A slim, elegantly constructed coffee table book, "Urban Code: 100 Lessons for Understanding the City" attempts to construct "lessons" or principles that guide urban life. Drawing on the work of Jane Jacobs, Kevin Lynch, Rem Koolhaas, and others, authors Anne Mikoleit and Moritz Pürckhauer provide a ground-level analysis of the city based on observations of New York's SoHo neighbourhood. While said observations focus too heavily on consumerism and don't always apply to international cities, the book ultimately proves insightful and compelling.

The pithy statements range from the obvious to the illuminating: Food carts smell like food. Old people sit on benches. Tourists carry shopping bags.
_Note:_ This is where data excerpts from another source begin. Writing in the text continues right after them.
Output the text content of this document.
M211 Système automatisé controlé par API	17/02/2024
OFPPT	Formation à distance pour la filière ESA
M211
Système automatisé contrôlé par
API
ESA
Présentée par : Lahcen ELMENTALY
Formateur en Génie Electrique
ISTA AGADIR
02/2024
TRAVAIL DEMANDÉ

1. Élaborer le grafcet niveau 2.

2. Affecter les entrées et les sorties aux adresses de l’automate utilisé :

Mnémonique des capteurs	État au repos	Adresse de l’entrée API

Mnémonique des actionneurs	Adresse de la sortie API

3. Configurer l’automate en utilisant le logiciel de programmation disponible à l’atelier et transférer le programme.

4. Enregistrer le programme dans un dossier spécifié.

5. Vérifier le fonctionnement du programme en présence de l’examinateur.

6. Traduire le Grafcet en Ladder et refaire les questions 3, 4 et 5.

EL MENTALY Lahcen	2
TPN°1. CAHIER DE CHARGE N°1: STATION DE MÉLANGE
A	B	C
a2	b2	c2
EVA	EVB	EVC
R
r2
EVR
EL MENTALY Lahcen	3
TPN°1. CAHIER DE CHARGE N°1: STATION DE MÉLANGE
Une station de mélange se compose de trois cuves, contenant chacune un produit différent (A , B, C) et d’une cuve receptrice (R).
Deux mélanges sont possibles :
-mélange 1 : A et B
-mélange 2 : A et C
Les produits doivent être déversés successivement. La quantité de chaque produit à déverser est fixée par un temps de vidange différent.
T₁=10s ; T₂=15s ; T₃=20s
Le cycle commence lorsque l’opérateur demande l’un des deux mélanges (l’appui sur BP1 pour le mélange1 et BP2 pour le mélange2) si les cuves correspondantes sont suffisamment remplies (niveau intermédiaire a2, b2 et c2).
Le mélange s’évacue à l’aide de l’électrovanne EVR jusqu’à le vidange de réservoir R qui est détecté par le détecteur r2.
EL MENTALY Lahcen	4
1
Small squares attract more people than large ones. Groups walk more slowly than individuals. Each statement appears numbered in large print along the right side of the page; a longer discussion of the lesson appears on the left. Simple illustrations provide a neat visual representation of each concept and numerous full-page black and white photographs of SoHo accompany the text. This text flows nicely and, while some of the observations border on the banal, there are enough gems to make the book worth exploring.

At times, the references to SoHo itself (as opposed to the city in general) get tiring but the authors do challenge readers to validate the “code” by observing and analyzing other cities. In the end, the book poses a thought-provoking question: can one codify something as complex as the city?